Whisper API, increase file limit >25 MB

I ran this in command shell. It confirms that libopus is enabled. Anything missing that you can see?

Microsoft Windows [Version 10.0.19045.4170]
(c) Microsoft Corporation. All rights reserved.

C:\WINDOWS\system32>d:

D:>cd D:\VS Code Projects\AI Transcripts - Formatting - Summaries-Pdfs

D:\VS Code Projects\AI Transcripts - Formatting - Summaries-Pdfs>“D:\VS Code Projects\ffmpeg-7.0-essentials_build\bin\ffmpeg.exe” ffmpeg -i test_C3.mp3 -vn -map_metadata -1 -ac 1 -c:a libopus -b:a 12k -application voip -f ogg audio.ogg
ffmpeg version 7.0-essentials_build-www.gyan.dev Copyright (c) 2000-2024 the FFmpeg developers
built with gcc 13.2.0 (Rev5, Built by MSYS2 project)
configuration: --enable-gpl --enable-version3 --enable-static --disable-w32threads --disable-autodetect --enable-fontconfig --enable-iconv --enable-gnutls --enable-libxml2 --enable-gmp --enable-bzlib --enable-lzma --enable-zlib --enable-libsrt --enable-libssh --enable-libzmq --enable-avisynth --enable-sdl2 --enable-libwebp --enable-libx264 --enable-libx265 --enable-libxvid --enable-libaom --enable-libopenjpeg --enable-libvpx --enable-mediafoundation --enable-libass --enable-libfreetype --enable-libfribidi --enable-libharfbuzz --enable-libvidstab --enable-libvmaf --enable-libzimg --enable-amf --enable-cuda-llvm --enable-cuvid --enable-dxva2 --enable-d3d11va --enable-d3d12va --enable-ffnvcodec --enable-libvpl --enable-nvdec --enable-nvenc --enable-vaapi --enable-libgme --enable-libopenmpt --enable-libopencore-amrwb --enable-libmp3lame --enable-libtheora --enable-libvo-amrwbenc --enable-libgsm --enable-libopencore-amrnb --enable-libopus --enable-libspeex --enable-libvorbis --enable-librubberband
libavutil 59. 8.100 / 59. 8.100
libavcodec 61. 3.100 / 61. 3.100
libavformat 61. 1.100 / 61. 1.100
libavdevice 61. 1.100 / 61. 1.100
libavfilter 10. 1.100 / 10. 1.100
libswscale 8. 1.100 / 8. 1.100
libswresample 5. 1.100 / 5. 1.100
libpostproc 58. 1.100 / 58. 1.100
[mp3 @ 000001dff39d4bc0] Estimating duration from bitrate, this may be inaccurate
Input #0, mp3, from ‘test_C3.mp3’:
Duration: 00:32:49.74, start: 0.000000, bitrate: 128 kb/s
Stream #0:0: Audio: mp3 (mp3float), 44100 Hz, mono, fltp, 128 kb/s
[AVFormatContext @ 000001dff39de2c0] Unable to choose an output format for ‘ffmpeg’; use a standard extension for the filename or specify the format manually.
[out#0 @ 000001dff39de1c0] Error initializing the muxer for ffmpeg: Invalid argument
Error opening output file ffmpeg.
Error opening output files: Invalid argument

D:\VS Code Projects\AI Transcripts - Formatting - Summaries-Pdfs>

In that command line, you appear to be invoking ffmpeg.exe, and then passing the program name again as command-line parameter…
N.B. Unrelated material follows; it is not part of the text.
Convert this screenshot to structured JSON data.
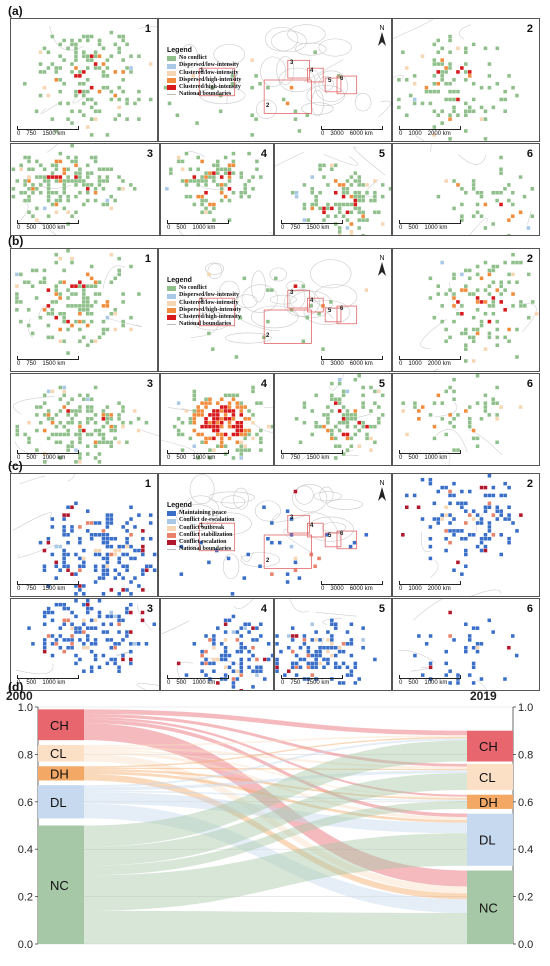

No that can’t be it. It has to be something wrong with ffmpeg, libopus, windows, vscode, or something else other than something dumb I did.

OMG, I looked at that line a hundred times and never noticed I was starting ffmpeg twice. I get 1/2 life demerit point for that.
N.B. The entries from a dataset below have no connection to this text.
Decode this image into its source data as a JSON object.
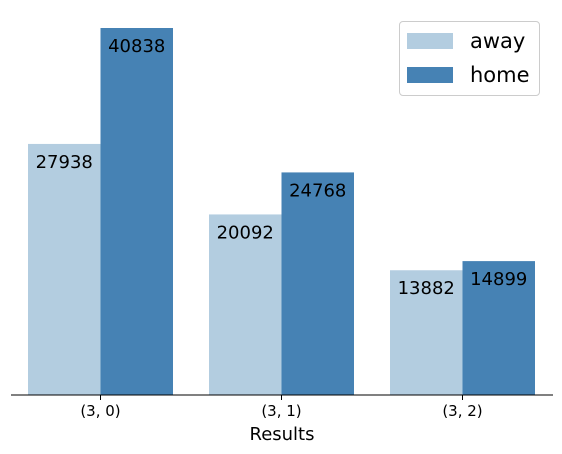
{
  "chart_data": {
    "type": "bar",
    "categories": [
      "(3, 0)",
      "(3, 1)",
      "(3, 2)"
    ],
    "series": [
      {
        "name": "away",
        "values": [
          27938,
          20092,
          13882
        ],
        "color": "#b3cde0"
      },
      {
        "name": "home",
        "values": [
          40838,
          24768,
          14899
        ],
        "color": "#4682b4"
      }
    ],
    "title": "",
    "xlabel": "Results",
    "ylabel": "",
    "ylim": [
      0,
      42900
    ],
    "grid": false,
    "legend_position": "top-right",
    "data_labels": true
  }
}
Great eye. Thanks so very much for your help.

By the way just for learning purposes I have to confess that the following line might as well have written in Hindi. If you have a moment can you offer a little explanation. If not, I totally understand as you have been very generous with your time.
“VSCode doesn’t want to trust your interpreter or external binaries or is not piping what you think it is.”

P.S. Didn’t know about IDLE either.

VSCode interrupts your workflow with unexpected warnings…

Here’s a page about code trust: Visual Studio Code Workspace Trust security

Basically, "Workspace Trust provides an extra layer of security when working with unfamiliar code, by preventing automatic code execution of any code in your workspace if the workspace is open in “Restricted Mode”.

or rephrased:

“this could make arbitrary binaries not work right”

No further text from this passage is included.